I was reading a post on Introduction to Maximum Likelihood and the following excerpt is provided:
The distinction between probability and likelihood is fundamentally important: Probability attaches to possible results; likelihood attaches to hypotheses.
So the question is, Is hypothesis a set of probabilities say 5 different probability models and the goal of likelihood is to determine which probability model best defines the data?

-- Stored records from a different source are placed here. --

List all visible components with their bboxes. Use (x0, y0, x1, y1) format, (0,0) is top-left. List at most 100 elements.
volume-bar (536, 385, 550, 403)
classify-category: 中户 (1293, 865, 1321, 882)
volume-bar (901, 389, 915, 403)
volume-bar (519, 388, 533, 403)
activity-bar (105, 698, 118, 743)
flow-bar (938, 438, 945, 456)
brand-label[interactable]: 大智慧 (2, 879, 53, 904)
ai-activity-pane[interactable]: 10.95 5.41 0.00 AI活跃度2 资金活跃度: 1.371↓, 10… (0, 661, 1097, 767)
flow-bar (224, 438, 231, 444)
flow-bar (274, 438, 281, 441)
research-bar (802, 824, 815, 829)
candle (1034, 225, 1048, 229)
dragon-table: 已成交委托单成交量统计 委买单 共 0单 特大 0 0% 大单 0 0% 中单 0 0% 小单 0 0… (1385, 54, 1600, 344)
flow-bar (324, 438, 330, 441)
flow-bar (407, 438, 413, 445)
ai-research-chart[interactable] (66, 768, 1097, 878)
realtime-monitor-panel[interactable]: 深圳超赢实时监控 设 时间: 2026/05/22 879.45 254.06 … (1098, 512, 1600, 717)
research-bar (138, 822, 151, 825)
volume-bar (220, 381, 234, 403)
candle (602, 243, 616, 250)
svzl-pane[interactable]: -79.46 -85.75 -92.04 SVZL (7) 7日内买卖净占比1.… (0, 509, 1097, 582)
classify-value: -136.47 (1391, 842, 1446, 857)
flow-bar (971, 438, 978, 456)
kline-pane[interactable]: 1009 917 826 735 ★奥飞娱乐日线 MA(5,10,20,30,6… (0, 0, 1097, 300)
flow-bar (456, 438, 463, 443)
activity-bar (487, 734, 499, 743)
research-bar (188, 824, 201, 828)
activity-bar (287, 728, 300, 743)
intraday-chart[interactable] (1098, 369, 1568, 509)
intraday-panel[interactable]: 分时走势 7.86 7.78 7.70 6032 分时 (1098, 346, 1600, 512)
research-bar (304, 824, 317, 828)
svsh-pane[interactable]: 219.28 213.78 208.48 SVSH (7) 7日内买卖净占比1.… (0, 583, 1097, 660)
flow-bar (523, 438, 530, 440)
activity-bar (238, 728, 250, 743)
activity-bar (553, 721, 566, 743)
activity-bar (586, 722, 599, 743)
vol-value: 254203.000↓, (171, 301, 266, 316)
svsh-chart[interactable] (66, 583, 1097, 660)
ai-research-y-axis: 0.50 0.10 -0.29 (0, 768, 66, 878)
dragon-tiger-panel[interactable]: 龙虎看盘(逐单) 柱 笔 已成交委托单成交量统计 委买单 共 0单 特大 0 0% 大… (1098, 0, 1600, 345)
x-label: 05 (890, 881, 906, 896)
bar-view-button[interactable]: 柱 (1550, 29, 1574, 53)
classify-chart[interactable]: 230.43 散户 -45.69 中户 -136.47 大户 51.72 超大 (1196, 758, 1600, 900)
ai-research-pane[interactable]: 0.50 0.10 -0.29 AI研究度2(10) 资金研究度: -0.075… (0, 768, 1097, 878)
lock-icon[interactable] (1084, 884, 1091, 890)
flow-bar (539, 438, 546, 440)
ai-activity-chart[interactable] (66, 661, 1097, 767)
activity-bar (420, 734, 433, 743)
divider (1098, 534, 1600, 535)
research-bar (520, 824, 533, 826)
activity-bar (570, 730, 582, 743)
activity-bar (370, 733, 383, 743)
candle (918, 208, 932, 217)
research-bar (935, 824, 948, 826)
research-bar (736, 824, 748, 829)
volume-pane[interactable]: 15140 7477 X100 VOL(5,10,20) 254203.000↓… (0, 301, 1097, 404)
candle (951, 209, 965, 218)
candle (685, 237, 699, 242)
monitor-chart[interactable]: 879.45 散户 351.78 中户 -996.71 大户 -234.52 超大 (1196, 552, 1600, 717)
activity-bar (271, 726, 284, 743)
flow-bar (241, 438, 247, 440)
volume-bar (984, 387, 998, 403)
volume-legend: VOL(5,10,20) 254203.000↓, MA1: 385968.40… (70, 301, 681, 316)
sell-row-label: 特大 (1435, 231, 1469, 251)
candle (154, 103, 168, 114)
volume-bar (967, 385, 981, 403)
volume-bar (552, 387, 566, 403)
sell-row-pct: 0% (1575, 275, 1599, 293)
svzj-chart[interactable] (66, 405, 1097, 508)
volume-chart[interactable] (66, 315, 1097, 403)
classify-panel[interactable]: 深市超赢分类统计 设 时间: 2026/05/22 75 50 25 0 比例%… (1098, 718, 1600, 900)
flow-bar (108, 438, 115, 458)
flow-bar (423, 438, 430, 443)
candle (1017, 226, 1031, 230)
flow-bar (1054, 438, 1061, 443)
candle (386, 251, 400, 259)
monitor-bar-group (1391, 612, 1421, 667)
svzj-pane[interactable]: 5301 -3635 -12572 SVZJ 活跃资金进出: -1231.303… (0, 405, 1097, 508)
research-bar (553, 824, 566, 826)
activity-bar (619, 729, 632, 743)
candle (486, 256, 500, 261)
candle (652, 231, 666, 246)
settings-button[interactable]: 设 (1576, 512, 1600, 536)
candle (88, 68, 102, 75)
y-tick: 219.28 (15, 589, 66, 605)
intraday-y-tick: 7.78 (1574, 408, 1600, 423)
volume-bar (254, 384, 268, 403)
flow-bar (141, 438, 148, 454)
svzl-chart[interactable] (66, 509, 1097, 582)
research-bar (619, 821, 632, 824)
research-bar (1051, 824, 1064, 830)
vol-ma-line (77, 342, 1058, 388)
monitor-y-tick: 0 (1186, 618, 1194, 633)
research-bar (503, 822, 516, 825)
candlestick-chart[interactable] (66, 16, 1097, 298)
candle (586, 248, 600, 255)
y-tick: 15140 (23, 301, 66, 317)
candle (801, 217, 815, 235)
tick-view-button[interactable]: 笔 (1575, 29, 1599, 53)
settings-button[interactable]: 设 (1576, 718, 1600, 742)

The following is a concrete example:
To illustrate how likelihood is attached to hypothesis. Say, I hypothesize that a magician has two-headed coin (which he really has but ONLY he knows), I am implying that the probability of heads is 1. Based on this hypothesis $$P(\textrm{Head|Two-headed-coin-hypothesis})=1$$ $$P(\textrm{Tail|Two-headed-coin-hypothesis})=0$$ Now when the magician performs $n$ trails and we see its heads each time then joint probability is $$P(\textrm{Trail 1|Two-headed-coin-hypothesis})*...*P(\textrm{Trial n|Two-headed-coin-hypothesis})$$ $$(1 *...*1)$$all evaluates to 1, thereby confirming hypothesis. An interesting outcome of this is that say if the magician had fair coin then any trial resulting in Tail would have included 0 in the joint probability above evaluating the whole expression to 0! therefore disproving the hypothesis.
However, when we do this for fair coin, say some random individual has fair coin but we dont know and we hypothesis it is indeed fair then $$P(\textrm{Head|Fair-coin-hypothesis})=0.5$$ $$P(\textrm{Tail|Fair-coin-hypothesis})=0.5$$ So we ask him to perform the trials $n$ times and getting only the results back. Now for say 2 trials the outcome shall be $0.254$ and for 3 trials its $0.125$ and for $n$ trials its $0.5^$, how does the final joint probability values confirms or disproves the hypothesis here? How do we compare 0.25 for 2 trials to our hypothesis, unlike the 2-headed-coin case where the joint probability value matched the hypothesis value, both being 1.